2. Now we bound the second term in (19) similarly, using (18)again:

$\displaystyle \mathbb{E} | X_n^2 \int_0^1 [f'(S_{n-1} + \frac{t X_n}{\sqrt{n}}) - f'(S_{n-1})] dt| \le \mathbb{E}[ |\frac{X_n^3}{\sqrt{n}}| (1 + 2|S_{n-1}| )]\\ + \mathbb{E} [\frac{X^2}{\sqrt{n}}\frac{1}{\lambda} \int_0^1 1_{[z,z+\lambda]}(S'_{n-1}+s\frac{X_n}{\sqrt{n}}) ds]\\ \le \frac{c \gamma}{\sqrt{n}} + \frac{1}{\sqrt{n}} \mathbb{E} [X_n^2]\frac{1}{\lambda} \int_0^1 [\lambda \frac{\sqrt{n}}{\sqrt{n-1}} \frac{1}{\sqrt{2\pi}}+ 2\delta(\gamma,n-1)] dt \\ \le \frac{c \gamma}{\sqrt{n}}(1 + \delta(\gamma,n-1)/\lambda). \ \ \ \ \ (26)$

This is the only place where ${\mathbb{E}|X_n|^3 = \gamma}$ is used.

So in sum, we have proved that

$\displaystyle \mathbb{E}(|f'(S_n) - S_n f(S_n)|) \le \frac{c}{\sqrt{n}}(1+ \delta(\gamma,n-1)/\lambda) + \frac{c\gamma}{\sqrt{n}} (1 + \delta(\gamma,n-1)/\lambda) \\ \le \frac{c\gamma}{\sqrt{n}} (1+ \delta(\gamma,n-1)/\lambda), \ \ \ \ \ (27)$

because ${\gamma \ge 1}$ by Holder’s inequality. Recalling (10), and the relation between ${f}$ and ${h}$, we can take the supremum over all ${h_{z,\lambda}}$ for a fixed ${\lambda}$, and ${(X_1, \ldots, X_n) \in \mathcal{L}(n,\gamma)}$, to get

$\displaystyle \delta(\lambda,\gamma,n) = \sup_{z,(X_1, \ldots, X_n)} \mathbb{E}|f'(S_n) - S_n f(S_n)| \\ \le \frac{c\gamma}{\sqrt{n}} (1+ \delta(\gamma,n-1)/\lambda). \ \ \ \ \ (28)$

Finally using the bound (8)between ${\delta(\gamma,n)}$ and ${\delta(\lambda,\gamma,n)}$, we can relate ${\delta(\gamma,n)}$ with ${\delta(\gamma,n-1)}$:

$\displaystyle \delta(\gamma,n) \le \frac{c \gamma}{\sqrt{n}}(1 + \delta(\gamma,n-1)/\lambda) + \lambda/\sqrt{2\pi}. \ \ \ \ \ (29)$

It remains then to optimize over ${\lambda}$. Choosing ${\lambda = \frac{2c\gamma}{\sqrt{n}}}$, we arrive at (4), which concludes the proof of Berry-Esseen’s theorem.
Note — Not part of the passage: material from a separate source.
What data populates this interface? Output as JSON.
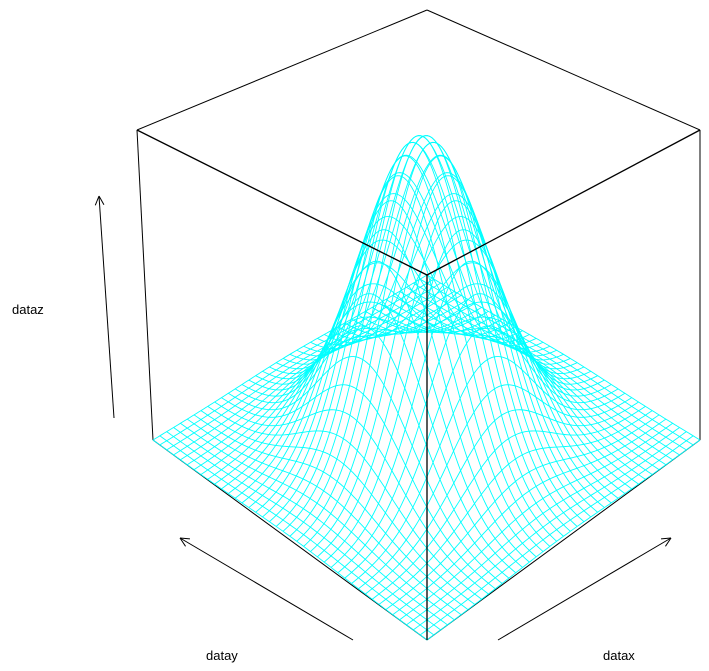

Consider first the sequence $1 + 1/2 + 1/4 + 1/8 + ..$ This converges to 2. Now consider $\frac{1}{\sqrt{n}} + \frac{1}{2 \sqrt{n-1}} + \frac{1}{4 \sqrt{n-2}} + \frac{1}{8 \sqrt{n-3}} + \ldots$. I can rewrite the latter as $\frac{1}{\sqrt{n}} [ 1 + \frac{1}{2} \sqrt{n/(n-1)} + \frac{1}{4} \sqrt{n/(n-2)} + \ldots]$. The geometric series dominates the growth of $\sqrt{n/(n-k)}$, for instance, you can write $\sqrt{n/(n-k)} \le n/(n-k) \le 1 + k$. So we know that the latter series is summable because $\int_0^\infty 2^{-x} (1+x) dx < \infty$. Thus for any $c$ on the left hand side of eq (5) I can choose a bigger $c$ on the right hand side.